Voilà donc une phrase qui contient l’essentiel de l’esprit de l’entrepreneur, mais la question qui se pose est celle de savoir si le risque en question est couru seulement par celui qui le prend ou si ce risque sera étendu à un groupe, à toute une population, et dans certains cas sur plusieurs générations.

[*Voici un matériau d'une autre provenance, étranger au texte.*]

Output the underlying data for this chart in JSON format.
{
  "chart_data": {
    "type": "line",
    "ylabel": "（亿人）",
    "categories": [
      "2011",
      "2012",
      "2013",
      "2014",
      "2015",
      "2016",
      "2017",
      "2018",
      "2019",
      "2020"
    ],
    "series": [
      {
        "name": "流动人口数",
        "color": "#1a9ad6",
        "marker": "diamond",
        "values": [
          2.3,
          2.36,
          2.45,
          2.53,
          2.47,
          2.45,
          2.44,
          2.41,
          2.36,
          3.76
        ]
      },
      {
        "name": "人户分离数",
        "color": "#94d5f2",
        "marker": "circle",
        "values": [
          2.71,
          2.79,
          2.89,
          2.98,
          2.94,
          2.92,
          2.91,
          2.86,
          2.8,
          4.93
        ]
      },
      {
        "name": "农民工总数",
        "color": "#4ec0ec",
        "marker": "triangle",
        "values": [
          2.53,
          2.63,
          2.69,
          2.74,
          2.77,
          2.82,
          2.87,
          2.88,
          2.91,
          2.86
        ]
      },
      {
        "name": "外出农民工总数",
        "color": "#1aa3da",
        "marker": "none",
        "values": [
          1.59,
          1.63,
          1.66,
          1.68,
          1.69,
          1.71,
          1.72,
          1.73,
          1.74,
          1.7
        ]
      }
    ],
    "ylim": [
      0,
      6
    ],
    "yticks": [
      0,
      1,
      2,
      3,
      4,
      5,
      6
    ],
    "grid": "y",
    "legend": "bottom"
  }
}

Il m’apparait que les entrepreneurs les plus habiles sont ceux qui ont appris à faire en sorte que leurs propres risques soient les moins grands en proportion d’un maximum de bénéfices pour eux-mêmes. Surtout s’il s’agit d’un bien public qui par définition n’appartient à personne en particulier. En fait, être assez entreprenant pour faire courir les risques aux autres.

Prenons par exemple un administrateur à l’esprit d’entrepreneur qui est au service de l’État. Dans l’exercice même de sa fonction, il est couvert par des assurances qui le mettent à l’abri des conséquences de ses décisions, comme on l’a vu récemment avec le maire démissionnaire d’Outremont, M. Harbour démissionnaire, qui reçoit une indemnité de départ (forcé) en plus de voir ses frais d’avocats assurés par la ville, jusqu’à l’établissement de la preuve contre lui.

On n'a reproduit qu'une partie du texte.